En 1897, cuando Bram Stoker publicó su libro Drácula ninguno de estos conceptos era algo común. Hoy, por suerte, es diferente;  codependencia, manipulación psicológica, abuso y toxicidad son el pan de todos los días. Así, de la forma más ejemplar, Nicholas Hoult en la piel de Renfield y Nicolas Cage en la (¿piel?) de Drácula nos dejan en claro que no estamos hablando del “tóxico” que te deja los whatsapps en visto, estamos hablando del que te hace entregar el alma (literal) a cambio de migajas.

Renfield, con un inicio que evoca a los grupos de apoyo: “mi nombre es Robert Montague Renfield y estoy en una relación destructiva”, y unas escenas que rinden tributo al Drácula de 1931, le da cuerpo a la toxicidad moderna (un cuerpo putrefacto y vil, pero cuerpo al fin y al cabo) ¿Ya dijimos que la película también tiene narcos, sicarios y policías corruptos? ¿No?, pues tiene.

Desde la seguridad que nos brinda la teoría, entendemos que “el tóxico” genera un ciclo en el que primero nos hace idealizar su figura, luego nos entrega abuso y nos desvaloriza (además que nos aísla, lo que disminuye las posibilidades de defensa), y finalmente, cuando se busca la ruptura, “el tóxico” resetea el ciclo y realiza una reabsorción. Pero no lo digo yo, lo dice la película, y es que romper el ciclo requiere valor y mucha seguridad en uno mismo.

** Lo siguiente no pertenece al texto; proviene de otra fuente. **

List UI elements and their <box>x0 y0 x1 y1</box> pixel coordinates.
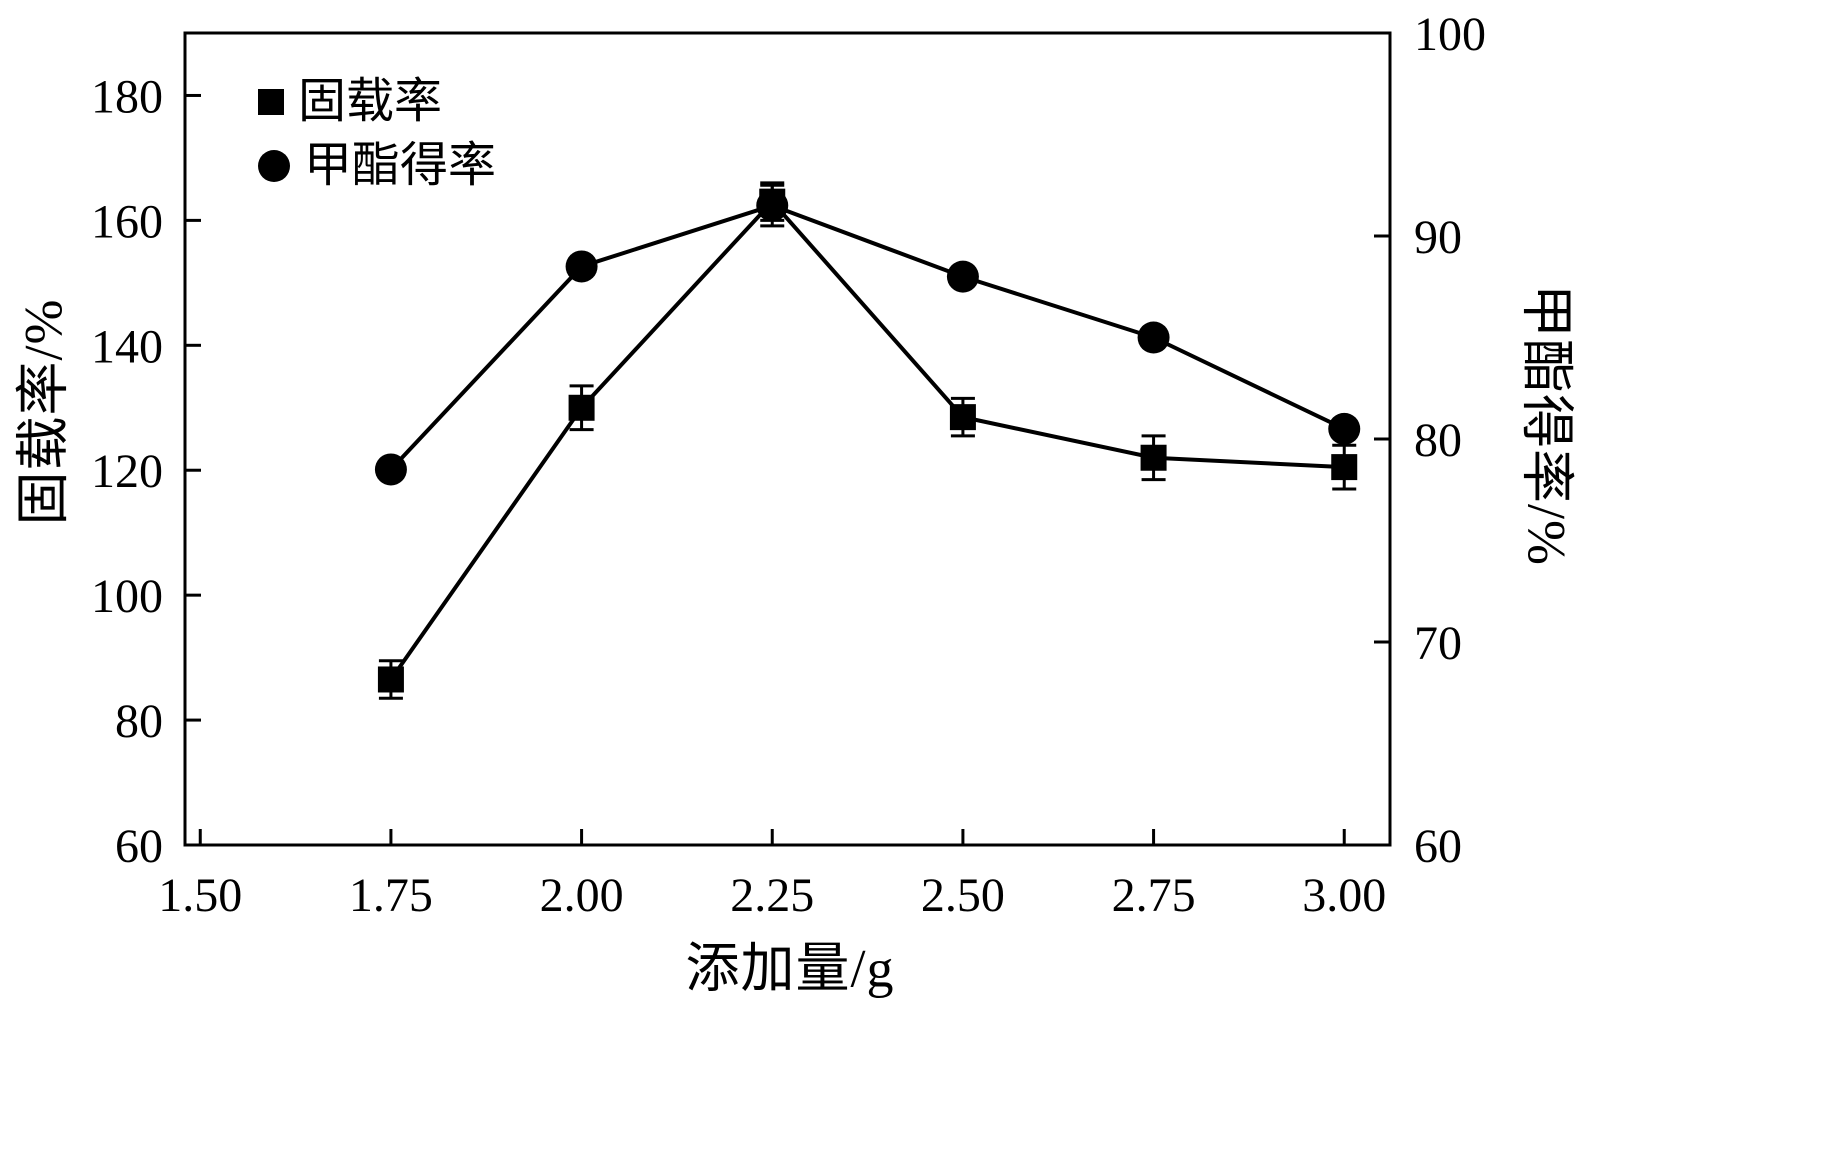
square-marker-icon <box>258 89 284 115</box>
data-point-circle <box>1137 321 1170 354</box>
legend-item: 甲酯得率 <box>258 142 496 190</box>
x-tick-label: 2.50 <box>921 869 1005 922</box>
right-y-tick-label: 90 <box>1414 211 1462 264</box>
left-y-tick-label: 60 <box>115 820 163 873</box>
legend-label: 甲酯得率 <box>304 139 497 192</box>
data-point-square <box>949 404 976 431</box>
x-tick-label: 1.75 <box>349 869 433 922</box>
x-tick-label: 2.25 <box>730 869 814 922</box>
left-axis-title: 固载率/% <box>13 298 74 526</box>
legend-label: 固载率 <box>298 75 443 128</box>
data-point-circle <box>565 250 598 283</box>
data-point-square <box>1140 444 1167 471</box>
series-line-0 <box>389 199 1345 681</box>
left-y-tick-label: 80 <box>115 695 163 748</box>
right-y-tick-label: 60 <box>1414 820 1462 873</box>
left-y-tick-label: 140 <box>91 320 163 373</box>
left-y-tick-label: 120 <box>91 445 163 498</box>
circle-marker-icon <box>258 150 290 182</box>
right-y-tick-label: 100 <box>1414 8 1486 61</box>
legend: 固载率 甲酯得率 <box>258 78 496 190</box>
series-line-1 <box>389 203 1346 471</box>
data-point-square <box>377 666 404 693</box>
x-tick-label: 1.50 <box>158 869 242 922</box>
data-point-square <box>1331 454 1358 481</box>
data-point-circle <box>756 189 789 222</box>
x-tick-label: 2.00 <box>540 869 624 922</box>
right-y-tick-label: 80 <box>1414 414 1462 467</box>
data-point-circle <box>946 260 979 293</box>
data-point-circle <box>374 453 407 486</box>
legend-item: 固载率 <box>258 78 496 126</box>
data-point-square <box>568 394 595 421</box>
x-axis-title: 添加量/g <box>685 938 895 999</box>
left-y-tick-label: 180 <box>91 70 163 123</box>
left-y-tick-label: 100 <box>91 570 163 623</box>
left-y-tick-label: 160 <box>91 195 163 248</box>
data-point-circle <box>1328 412 1361 445</box>
x-tick-label: 3.00 <box>1302 869 1386 922</box>
right-axis-title: 甲酯得率/% <box>1516 284 1577 566</box>
right-y-tick-label: 70 <box>1414 617 1462 670</box>
x-tick-label: 2.75 <box>1112 869 1196 922</box>
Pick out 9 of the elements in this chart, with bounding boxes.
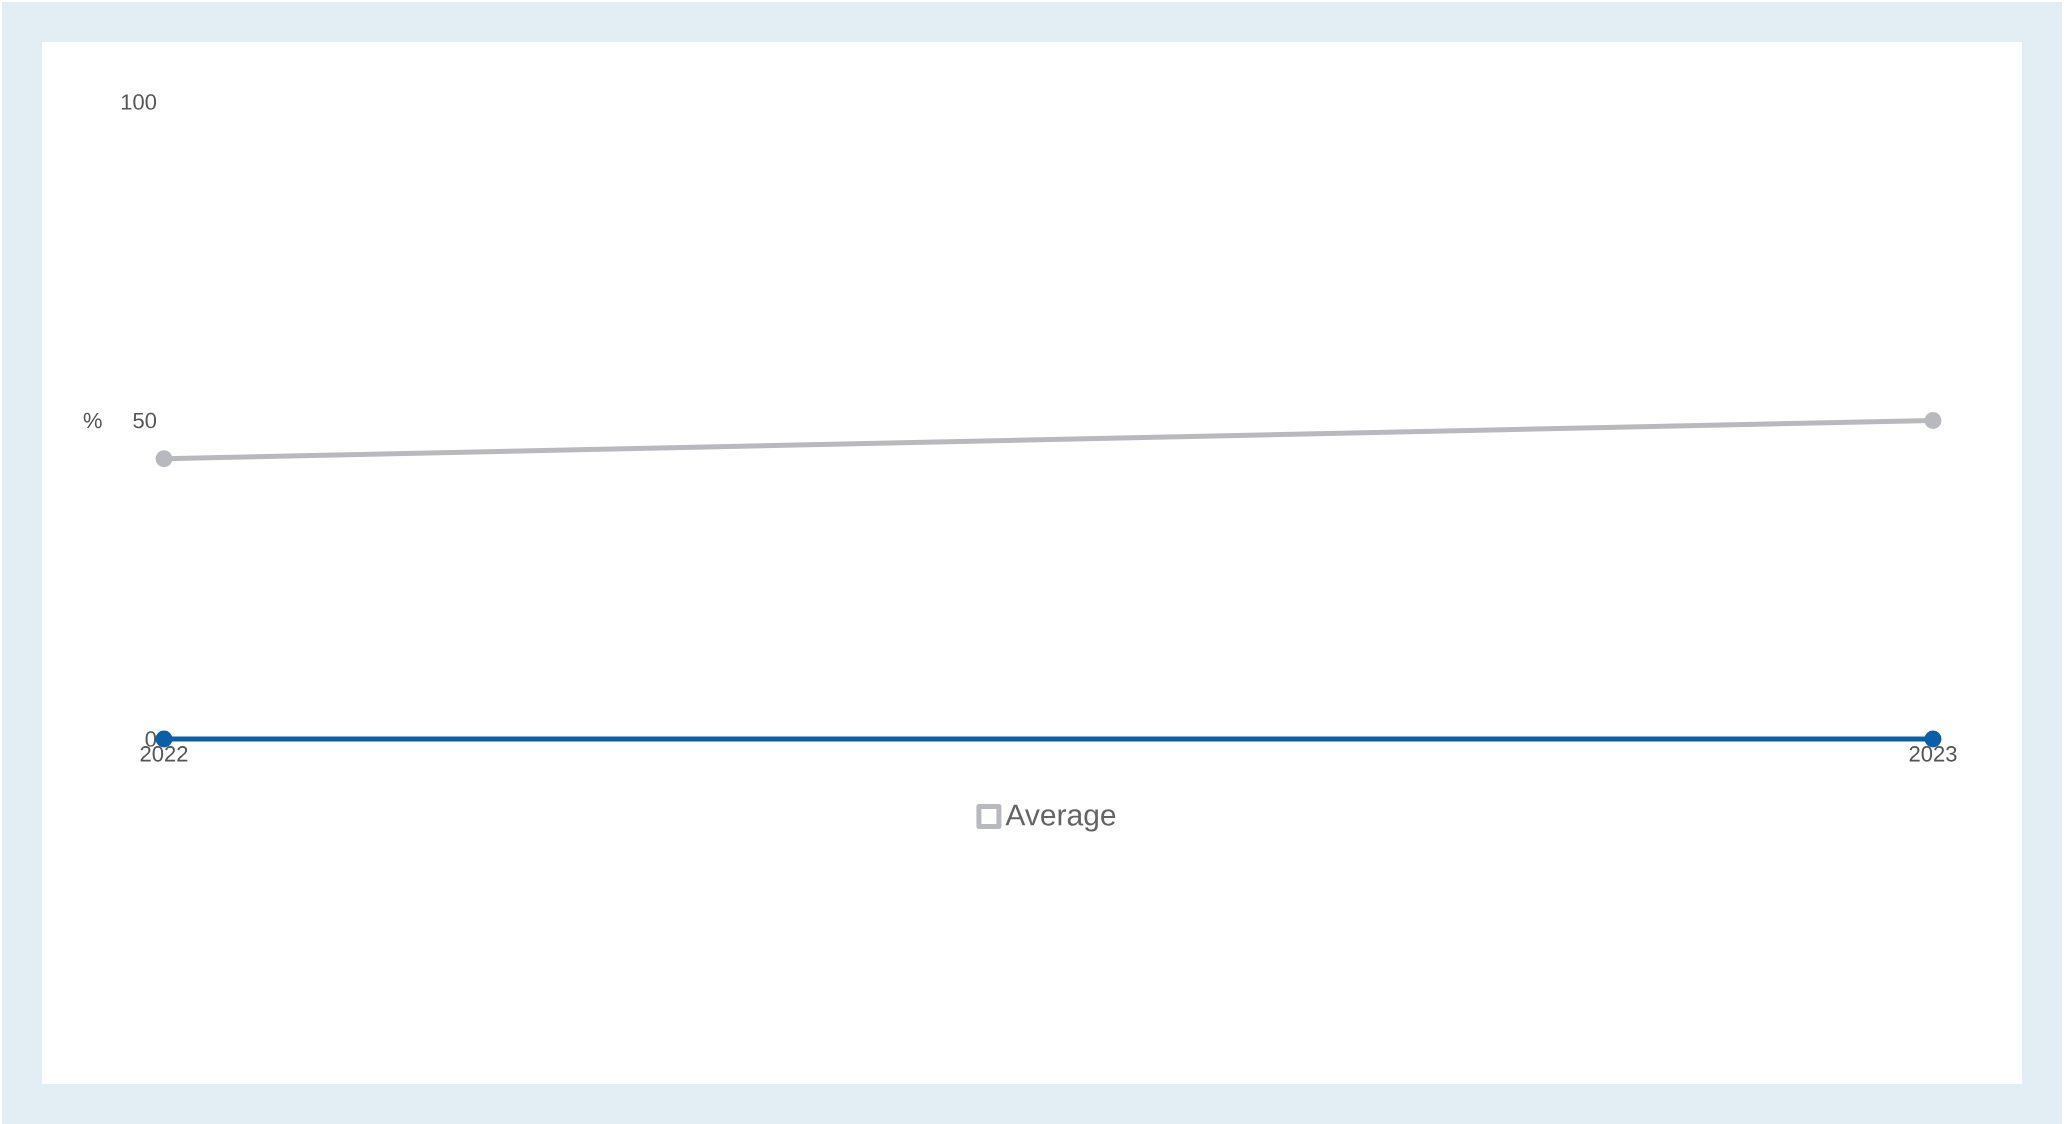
legend-label: Average xyxy=(1005,804,1116,832)
x-tick-label: 2022 xyxy=(140,746,188,762)
y-tick-label: 50 xyxy=(133,412,157,429)
y-tick-label: 100 xyxy=(121,94,157,110)
y-axis-title: % xyxy=(83,412,102,429)
y-tick-label: 0 xyxy=(145,731,157,747)
point xyxy=(155,450,173,468)
point xyxy=(1924,411,1942,429)
x-tick-label: 2023 xyxy=(1909,746,1957,762)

Y contra Drácula se requiere en dosis dobles, porque no es “el tóxico” que te hace pagar tu cena en la primera cita (y no es por la igualdad de género sino por tacaño), sino “el tóxico” que te puede desmembrar y arrancar el corazón de cuajo. Literalmente hablando.

Sobre estas cuestiones de la toxicidad, la revista MIT Sloan Management Review nos aporta el concepto de los cinco comportamientos tóxicos: ser irrespetuoso, no inclusivo, poco ético, despiadado y abusivo (yo no sé, pero parece que esos son los requisitos que pideron para ser presidente).

Pero bueno, volviendo a Renfield, al final, con un poco de ayuda y el agradecimiento (que siempre levanta la autoestima) de su círculo de apoyo, nuestro lastimado protagonista va a descubrir, no sin complicaciones, que compartir vida (y post-vida) con “el tóxico” es vivir en una relación de codependencia, y que en estos casos es uno mismo y no “el tóxico” el que tiene el verdadero poder.

El director Christopher McKay había comentado a la revista Variety que el tema no era azaroso, la idea detrás de su creación es poder ayudar a quienes viven en codependencia. Así, frases como “él no puede tener poder a menos que tú se lo otorgues”, buscan llegar de forma poderosa pero subliminal a los oídos de los más necesitados.

Y recuerden que, como en toda relación humana, es bueno no cargar la culpa en el sujeto sino enfocarse en corregir el entorno. Es decir, no son “personas” tóxicas sino “comportamientos” tóxicos… excepto, eso sí, cuando claramente lo tóxico es la persona y hay que aguantarla por cuatro años (con conferencia de prensa y todo).